Old-school unlocking is on the menu
The Pixel 3a has no in-display fingerprint sensor and no next-gen face unlock tech, so you're stuck with the rather retro rear-mounted fingerprint sensor. This could ultimately be the reason why I ditch the Pixel 3a before the end of the year. We're hearing a lot about the new face unlock hardware Google is putting into its latest flagships and if this works as well as Apple's does it, then the jump between a future Pixel 4a and the regular flagship will feel bigger if the mid-range phone doesn't have this new technology.
Even when you compare the Pixel 3a to other $400 smartphones on the market today, the lack of an in-display fingerprint sensor is pretty obvious. We're seeing in-display fingerprint sensors turn up on sub-$200 smartphones like the Xiaomi Mi A3 now. How quickly the market moves, eh?
Conclusion: why I can't let go of the Pixel 3a
Maybe it's the stock Android software and timely updates, maybe it's the simple and superb camera app, or maybe it's the slim, light body of the phone.

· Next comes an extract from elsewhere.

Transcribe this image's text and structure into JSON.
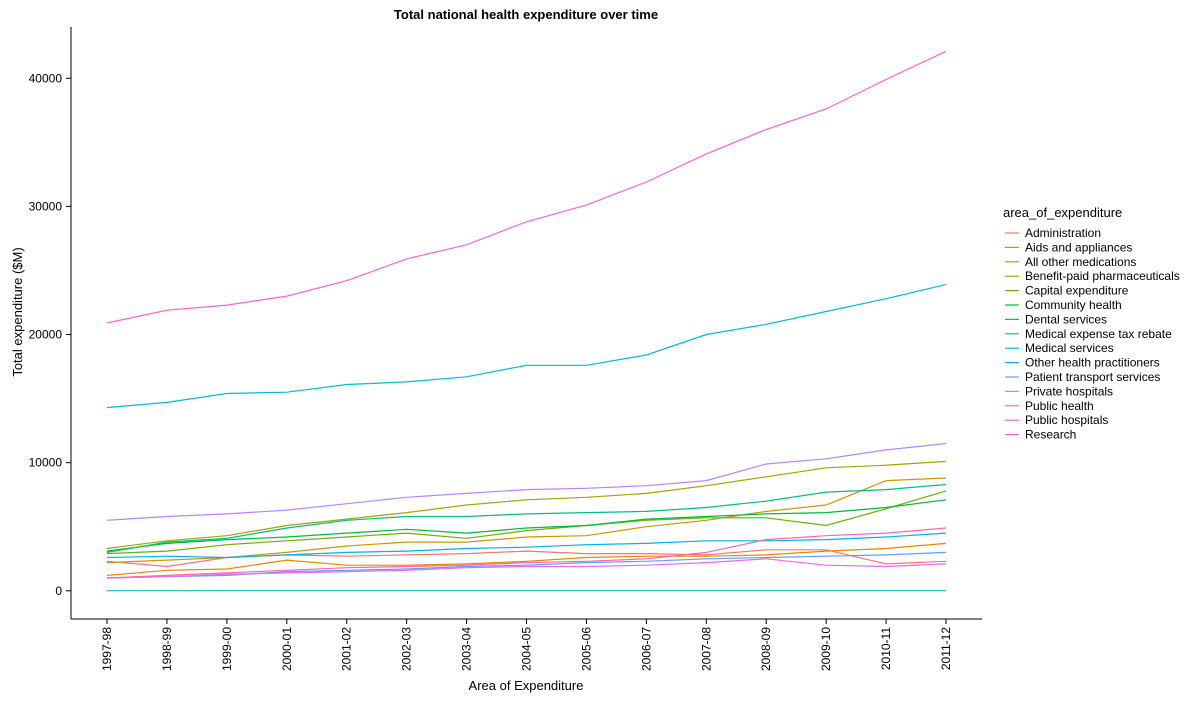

Probably, it's a combination of all of these factors that keep me coming back to the Pixel 3a. I turned on our Pixel 3 XL to update it to Android 10 last week and as I held it I couldn't help but pine for my trusty 3a. Maybe I'm crazy, but if I was a paying customer who was spending their own dollars and cents on one of these, I'd recommend the 3a every time. If you are willing to protect the display (very carefully!) then the Pixel 3a is proof that you don't need to spend more than $400 to get a great smartphone with a great camera and the most up-to-date Android software on the planet.